I had not expected this. I counted slowly to ten as I attempted to recover from the blow. Then I counted again. It was no good -I still felt the same bright flame of hatred, a hatred pure and unadulterated.

‘Would you mind giving me one of your cigarettes?’

Anna proffered her open cigarette case.

‘Thank you,’ I said. ‘You make very interesting conversation.’

‘You think so?’

‘Yes,’ I said, feeling the cigarette trembling in my fingers, and becoming even more irritated. ‘What you say is very thought-provoking.’

‘In what way?’

‘Well, for instance, several minutes ago you cast doubt on the reality of the lilac in which this town is enveloped. It was unexpected - and yet at the same time very Russian.’

‘What do you see in the remark that is specifically Russian?’

‘The Russian people realized very long ago that life is no more than a dream. You know what a succubus is?’

‘Yes,’ said Anna, with a smile. ‘A demon that takes female form to seduce a sleeping man. But what’s the connection?’

I counted to ten again. My feelings had not changed.

‘The most direct one possible. When they say in Russian vernacular that all women suck, the word «suck» as used in I he phrase is actually derived from the word «succubus». An association which came to Russia via Catholicism. No doubt you remember - the seventeenth century, the Polish invasion, m other words, the Time of Troubles. That’s what it goes back to. But I am wandering. All I wished to say was that the very phrase «all women suck»,’ - I reiterated the words with genuine relish - ‘means in essence that life is no more than a dream. And so are all the bitches. That is, I meant to say, the women.’

Anna drew deeply on her cigarette. There was a very slight flush on the line of her cheekbones, and I could not help noticing that it suited her pale face remarkably well.
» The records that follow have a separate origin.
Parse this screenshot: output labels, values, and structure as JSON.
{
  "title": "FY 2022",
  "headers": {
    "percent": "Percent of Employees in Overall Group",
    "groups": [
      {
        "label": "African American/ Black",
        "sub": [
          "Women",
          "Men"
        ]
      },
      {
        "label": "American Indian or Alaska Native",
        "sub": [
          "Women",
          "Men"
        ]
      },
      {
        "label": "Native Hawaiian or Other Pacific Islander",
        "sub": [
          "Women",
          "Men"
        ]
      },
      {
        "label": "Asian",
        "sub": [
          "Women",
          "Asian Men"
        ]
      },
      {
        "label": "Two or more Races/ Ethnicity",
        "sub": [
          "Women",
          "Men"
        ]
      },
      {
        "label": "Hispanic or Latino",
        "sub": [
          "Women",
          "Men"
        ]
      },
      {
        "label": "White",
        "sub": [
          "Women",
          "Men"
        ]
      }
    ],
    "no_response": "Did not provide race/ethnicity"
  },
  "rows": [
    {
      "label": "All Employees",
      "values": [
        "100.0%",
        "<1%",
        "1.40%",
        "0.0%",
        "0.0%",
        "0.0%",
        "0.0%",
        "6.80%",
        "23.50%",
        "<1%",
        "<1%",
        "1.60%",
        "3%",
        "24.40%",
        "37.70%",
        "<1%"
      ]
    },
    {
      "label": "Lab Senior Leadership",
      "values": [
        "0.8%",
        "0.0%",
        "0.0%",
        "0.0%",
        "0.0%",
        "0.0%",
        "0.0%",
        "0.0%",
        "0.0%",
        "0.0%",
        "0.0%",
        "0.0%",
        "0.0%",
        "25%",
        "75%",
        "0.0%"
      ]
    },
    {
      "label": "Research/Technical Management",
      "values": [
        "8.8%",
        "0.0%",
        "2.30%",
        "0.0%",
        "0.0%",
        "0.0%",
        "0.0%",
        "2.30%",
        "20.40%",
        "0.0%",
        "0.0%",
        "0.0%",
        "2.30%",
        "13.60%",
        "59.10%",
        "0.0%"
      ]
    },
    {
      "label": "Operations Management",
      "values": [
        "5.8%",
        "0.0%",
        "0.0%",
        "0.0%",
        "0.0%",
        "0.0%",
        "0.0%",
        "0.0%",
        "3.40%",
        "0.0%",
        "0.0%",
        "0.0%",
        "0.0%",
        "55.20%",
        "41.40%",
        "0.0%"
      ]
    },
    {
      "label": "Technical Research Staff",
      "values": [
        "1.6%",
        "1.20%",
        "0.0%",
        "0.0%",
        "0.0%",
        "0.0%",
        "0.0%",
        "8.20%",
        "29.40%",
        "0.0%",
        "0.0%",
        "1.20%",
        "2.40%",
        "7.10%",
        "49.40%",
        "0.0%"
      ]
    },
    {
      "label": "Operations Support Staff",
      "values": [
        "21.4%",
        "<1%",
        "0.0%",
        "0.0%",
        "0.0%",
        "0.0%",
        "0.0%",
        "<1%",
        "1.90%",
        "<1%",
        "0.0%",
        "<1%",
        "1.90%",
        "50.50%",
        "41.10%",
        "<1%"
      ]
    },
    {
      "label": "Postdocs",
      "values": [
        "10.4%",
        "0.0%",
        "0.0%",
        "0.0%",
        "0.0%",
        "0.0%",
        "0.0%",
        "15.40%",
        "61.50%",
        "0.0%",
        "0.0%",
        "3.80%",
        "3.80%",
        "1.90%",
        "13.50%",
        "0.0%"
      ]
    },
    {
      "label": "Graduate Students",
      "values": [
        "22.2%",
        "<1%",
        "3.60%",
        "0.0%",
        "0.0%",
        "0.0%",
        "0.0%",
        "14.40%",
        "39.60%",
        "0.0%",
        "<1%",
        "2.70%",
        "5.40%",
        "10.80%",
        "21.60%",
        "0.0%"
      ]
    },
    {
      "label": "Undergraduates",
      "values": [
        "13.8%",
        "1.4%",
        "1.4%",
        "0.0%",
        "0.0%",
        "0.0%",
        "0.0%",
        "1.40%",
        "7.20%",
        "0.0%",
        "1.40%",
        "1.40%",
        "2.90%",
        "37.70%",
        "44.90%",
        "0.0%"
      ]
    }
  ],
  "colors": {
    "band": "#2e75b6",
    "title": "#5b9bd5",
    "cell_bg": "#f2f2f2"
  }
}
‘I am wondering,’ she said, ‘whether or not I should throw I his glass of champagne in your face.’

‘I really cannot say.’ I said. ‘In your place I believe I would not do that. We are not as yet sufficiently intimate.’

A moment later a shower of transparent drops struck me in the face - her glass had been almost full, and she flung the champagne out of it with such force that for a second I was blinded.

‘I’m sorry.’ Anna said in confusion, ‘but you yourself..’

‘Think nothing of it,’ I replied.

Champagne possesses one very convenient quality. If one picks up a bottle, closes off the mouth with one’s thumb and shakes it really well several times, the foam will force its way out in a stream which exhausts virtually the entire contents of the bottle. It seems to me that this method must have been known to the poet Lermontov - he has a line which quite clearly reflects direct experience of a similar kind: ‘thus does the ancient moss-covered bottle yet store its stream of frothing wine’. Of course, it is hard to hypothesize about the inner world of a man who, intending to turn his face towards the Prince of Darkness, wrote as a result a poem about a flying colonel of the hussars. I would not therefore claim that Lermontov did actually spray women with champagne, but I do believe that the probability of his having done so was very high, in view of his continuous obsession with matters of sex and the immodest but entirely inescapable associations which this operation always arouses when its object is a beautiful young woman. I must confess that I fell victim to them in full measure.